Sometimes during the daily routine, it may be easy to get discouraged, but that does nothing for her children, or for her.
“You’ve got to look at the positives,” she continues. “Yes, this stinks, but the kids have really shown us, regardless of all the things they’ve gone through, they don’t let it affect them one bit. They don’t complain. How can we, as parents, not take something from that?”
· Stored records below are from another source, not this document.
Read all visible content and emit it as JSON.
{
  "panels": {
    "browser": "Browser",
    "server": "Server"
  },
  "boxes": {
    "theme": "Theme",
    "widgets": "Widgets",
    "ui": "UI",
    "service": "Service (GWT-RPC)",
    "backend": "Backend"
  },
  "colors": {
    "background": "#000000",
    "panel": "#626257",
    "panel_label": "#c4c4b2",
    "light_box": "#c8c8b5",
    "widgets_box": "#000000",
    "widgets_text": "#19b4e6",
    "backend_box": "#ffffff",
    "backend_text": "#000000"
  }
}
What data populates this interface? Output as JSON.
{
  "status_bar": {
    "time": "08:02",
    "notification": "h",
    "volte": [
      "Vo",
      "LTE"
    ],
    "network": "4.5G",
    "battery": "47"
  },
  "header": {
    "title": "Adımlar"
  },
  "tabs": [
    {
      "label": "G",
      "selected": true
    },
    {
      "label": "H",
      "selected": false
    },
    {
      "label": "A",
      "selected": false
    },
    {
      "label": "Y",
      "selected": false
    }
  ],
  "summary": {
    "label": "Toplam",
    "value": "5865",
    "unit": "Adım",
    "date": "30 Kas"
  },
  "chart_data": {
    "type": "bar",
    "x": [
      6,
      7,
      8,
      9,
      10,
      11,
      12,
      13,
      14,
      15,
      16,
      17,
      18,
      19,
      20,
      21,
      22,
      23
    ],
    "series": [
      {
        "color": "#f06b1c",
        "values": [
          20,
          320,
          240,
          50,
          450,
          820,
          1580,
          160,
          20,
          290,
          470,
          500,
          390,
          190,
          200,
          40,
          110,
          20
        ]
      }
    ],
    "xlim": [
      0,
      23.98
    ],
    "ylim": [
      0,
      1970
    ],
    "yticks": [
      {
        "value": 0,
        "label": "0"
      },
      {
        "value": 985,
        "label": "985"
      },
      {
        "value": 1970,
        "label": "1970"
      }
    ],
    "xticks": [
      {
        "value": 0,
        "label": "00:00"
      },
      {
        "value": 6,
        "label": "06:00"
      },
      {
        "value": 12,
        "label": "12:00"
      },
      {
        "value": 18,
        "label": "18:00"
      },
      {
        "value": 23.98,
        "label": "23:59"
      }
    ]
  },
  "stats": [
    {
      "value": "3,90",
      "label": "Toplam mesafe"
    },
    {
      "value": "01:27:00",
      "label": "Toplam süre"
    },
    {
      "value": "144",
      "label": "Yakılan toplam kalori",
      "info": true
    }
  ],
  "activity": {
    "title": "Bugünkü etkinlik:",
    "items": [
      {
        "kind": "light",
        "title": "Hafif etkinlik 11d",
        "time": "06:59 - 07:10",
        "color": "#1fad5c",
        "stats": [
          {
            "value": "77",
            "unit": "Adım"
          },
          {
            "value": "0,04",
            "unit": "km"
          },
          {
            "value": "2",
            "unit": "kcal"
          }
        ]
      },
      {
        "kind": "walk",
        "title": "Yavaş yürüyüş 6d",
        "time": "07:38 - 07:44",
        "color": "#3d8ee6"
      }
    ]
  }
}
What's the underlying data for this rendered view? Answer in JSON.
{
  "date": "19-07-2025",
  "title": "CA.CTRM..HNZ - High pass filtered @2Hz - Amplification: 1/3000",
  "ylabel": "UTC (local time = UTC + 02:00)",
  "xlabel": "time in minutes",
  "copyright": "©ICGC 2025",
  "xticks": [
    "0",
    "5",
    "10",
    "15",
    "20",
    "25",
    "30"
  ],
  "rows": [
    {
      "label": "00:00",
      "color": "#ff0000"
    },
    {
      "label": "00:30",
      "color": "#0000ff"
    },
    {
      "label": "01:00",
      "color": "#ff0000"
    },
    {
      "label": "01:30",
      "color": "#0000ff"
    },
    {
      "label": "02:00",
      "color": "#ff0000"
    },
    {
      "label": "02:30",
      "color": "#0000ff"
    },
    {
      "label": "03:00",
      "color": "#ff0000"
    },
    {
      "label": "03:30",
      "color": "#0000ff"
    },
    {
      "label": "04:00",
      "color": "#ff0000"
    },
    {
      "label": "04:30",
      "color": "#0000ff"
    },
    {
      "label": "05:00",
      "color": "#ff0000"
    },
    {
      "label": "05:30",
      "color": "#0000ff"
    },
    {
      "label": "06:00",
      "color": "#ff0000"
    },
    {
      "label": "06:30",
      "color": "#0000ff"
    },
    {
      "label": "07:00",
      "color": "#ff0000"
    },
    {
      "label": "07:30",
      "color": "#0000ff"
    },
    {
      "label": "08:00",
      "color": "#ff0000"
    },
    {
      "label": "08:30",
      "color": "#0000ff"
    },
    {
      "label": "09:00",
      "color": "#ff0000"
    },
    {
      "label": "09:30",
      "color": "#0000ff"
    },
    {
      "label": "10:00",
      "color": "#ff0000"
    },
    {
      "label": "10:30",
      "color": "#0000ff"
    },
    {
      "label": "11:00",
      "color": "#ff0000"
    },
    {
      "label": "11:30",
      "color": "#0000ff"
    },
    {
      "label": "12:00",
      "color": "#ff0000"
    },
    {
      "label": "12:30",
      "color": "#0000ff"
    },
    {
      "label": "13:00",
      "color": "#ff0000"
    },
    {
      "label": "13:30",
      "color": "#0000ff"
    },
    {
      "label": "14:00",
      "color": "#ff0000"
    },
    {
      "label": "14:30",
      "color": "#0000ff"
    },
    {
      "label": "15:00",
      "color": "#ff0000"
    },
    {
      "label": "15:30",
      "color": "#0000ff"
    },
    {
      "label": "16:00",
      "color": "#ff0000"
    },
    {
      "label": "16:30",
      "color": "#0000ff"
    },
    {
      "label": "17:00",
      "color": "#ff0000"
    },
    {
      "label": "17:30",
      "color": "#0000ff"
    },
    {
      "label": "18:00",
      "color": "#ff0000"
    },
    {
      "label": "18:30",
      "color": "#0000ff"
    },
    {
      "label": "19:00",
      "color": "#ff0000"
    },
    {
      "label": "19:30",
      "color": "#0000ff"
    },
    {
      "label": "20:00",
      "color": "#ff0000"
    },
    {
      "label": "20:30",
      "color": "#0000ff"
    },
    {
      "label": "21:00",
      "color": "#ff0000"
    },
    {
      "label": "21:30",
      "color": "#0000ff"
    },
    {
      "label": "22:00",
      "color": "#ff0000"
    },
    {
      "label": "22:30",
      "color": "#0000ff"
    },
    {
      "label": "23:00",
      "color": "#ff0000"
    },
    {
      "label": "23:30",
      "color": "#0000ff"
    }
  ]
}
There are moments when the children question why they have to take pills or why they have to be hooked to a machine. Their friends don’t.
Elizabeth explains that they have a disease. And they seem to accept it.
Mom glances at her children sitting at the kitchen table, one with chocolate pudding smeared on his face and the other sucking orange gelatin from her spoon. These are the moments. The everyday moments she will someday cherish.
She looks toward a bright future, sunnier than Kennedy’s yellow dress.
“With all the medicines coming down the pipeline, it’s not just a childhood disease anymore,” Elizabeth says with an edge of determination in her voice. “It’s an amazing time. They’re going to graduate high school and college. They’re going to get married and have kids and I’m going to have grandkids. That’s something I can say they will do. It’s not just hope.”
But there is a glimpse of a possibility that slices the sunshine.
“I have my kitchen floor moments,” Elizabeth admits. “Some days it’s really hard, especially if you hear about someone who has passed away. There are families out there that do everything right and it still happens.”
But no one is immune to what life may hurl.
“He could be diagnosed with cancer next year,” she says, nodding at Colton as she cradled him in her arms. “Or I could. The reality is anything can happen to anybody at any given point.
“We constantly remind ourselves about how lucky we are,” Elizabeth continues. “We are lucky to live in a time and place that offer therapies and medicine to keep people with CF healthy and living as well as they can. We don’t have to drive a very long distance to get to our care center. We have an amazing support system. We have so many things to be thankful for, and that is humbling.”